How to enable only TLS 1.2 & disable previous versions?


#1

Hello Team,

Due to security vulnerabilities, We need to enable only TLS 1.2 & need to disable TLS1.0 & 1.1 version.

Could you please help me to understand, how to check

  1. What are the current protocols are enabled ?
  2. How can we enable only TLS 1.2?

Let me know if my question is not clear. I can elaborate.


#2

@Motu

you can disable the protocols what ever you want by configuring ssl.conf or httpd.conf or vertualhost

once look at the below steps to disable ssl2 and ssl3 protocols

#vim /etc/httpd/conf.d/ssl.conf

 SSLProtocol all -SSLv2 -SSLv3          ##(it allows all protocols except ssl2 and ssl3)

Disabling it by configuring httpd.conf

#vim /etc/httpd/conf/httpd.conf


       ServerName labs.example.com
       DocumentRoot /var/www/xxxx
       SSLEngine on
       SSLCertificateFile /etc/httpd/ssl/xxxx.crt
       SSLCertificateKeyFile /etc/httpd/ssl/xxxx.key
       SSLCertificateChainFile /etc/httpd/ssl/xxxx.crt
       SSLProtocol All -SSLv2 -SSLv3
      
           Options FollowSymLinks
           AllowOverride None

After doing these changes restart the httpd service. By using below command you can check the disabled protocols.

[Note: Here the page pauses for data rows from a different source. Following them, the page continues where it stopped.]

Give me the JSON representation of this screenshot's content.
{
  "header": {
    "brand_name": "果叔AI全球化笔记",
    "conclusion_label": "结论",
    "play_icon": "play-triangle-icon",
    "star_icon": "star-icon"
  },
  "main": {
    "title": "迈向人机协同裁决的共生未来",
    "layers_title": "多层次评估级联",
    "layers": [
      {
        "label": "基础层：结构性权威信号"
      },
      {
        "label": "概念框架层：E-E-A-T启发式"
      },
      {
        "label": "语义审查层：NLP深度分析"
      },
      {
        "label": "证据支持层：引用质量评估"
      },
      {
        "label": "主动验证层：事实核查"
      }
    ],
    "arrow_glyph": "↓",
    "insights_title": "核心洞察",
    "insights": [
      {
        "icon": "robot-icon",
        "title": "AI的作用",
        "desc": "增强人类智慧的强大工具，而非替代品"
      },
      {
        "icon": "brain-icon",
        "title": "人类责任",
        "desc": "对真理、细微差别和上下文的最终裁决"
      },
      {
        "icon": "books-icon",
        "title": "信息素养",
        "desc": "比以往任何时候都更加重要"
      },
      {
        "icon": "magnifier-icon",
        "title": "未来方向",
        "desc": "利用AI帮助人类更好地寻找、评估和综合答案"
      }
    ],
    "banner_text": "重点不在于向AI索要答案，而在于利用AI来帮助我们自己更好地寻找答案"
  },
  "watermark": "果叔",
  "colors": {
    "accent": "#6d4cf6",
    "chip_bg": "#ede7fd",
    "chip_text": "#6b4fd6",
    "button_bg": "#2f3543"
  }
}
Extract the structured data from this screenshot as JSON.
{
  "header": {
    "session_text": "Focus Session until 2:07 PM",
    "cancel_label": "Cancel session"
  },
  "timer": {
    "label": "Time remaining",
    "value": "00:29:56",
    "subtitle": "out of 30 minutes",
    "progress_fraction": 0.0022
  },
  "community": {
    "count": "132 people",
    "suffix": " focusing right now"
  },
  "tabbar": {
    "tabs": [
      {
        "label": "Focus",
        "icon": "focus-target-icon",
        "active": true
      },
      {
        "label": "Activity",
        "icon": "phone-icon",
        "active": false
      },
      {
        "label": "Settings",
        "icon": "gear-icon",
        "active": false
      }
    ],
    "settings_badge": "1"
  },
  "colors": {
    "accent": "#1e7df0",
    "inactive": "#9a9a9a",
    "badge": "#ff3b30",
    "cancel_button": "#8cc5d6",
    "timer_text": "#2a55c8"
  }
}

 openssl s_client -connect labs.example.com:443 -ssl3

which should produce something like

CONNECTED(00000003)
140214333110088:error:14094410:SSL routines:SSL3_READ_BYTES:sslv3 alert handshake failure:s3_pkt.c:1259:SSL alert number 40
140214333110088:error:1409E0E5:SSL routines:SSL3_WRITE_BYTES:ssl handshake failure:s3_pkt.c:598:

you could see that handshake failure from the above output which means ssl3 is disabled on that particular host.


#3

Hey Raghu,

Thanks for the information. But on my server I don’t see ssl.conf & http.conf files. under etc I don’t see httpd folder also.

Can you please suggest what can I do now?

Can i create one? if i create will it be any impact to other applications running on this server.


#4

On which you configured your web host, is it apache tomcat or what…?

If it is apache tomcat then you have to go to your tomcat installation directory and configure conf/server.xml.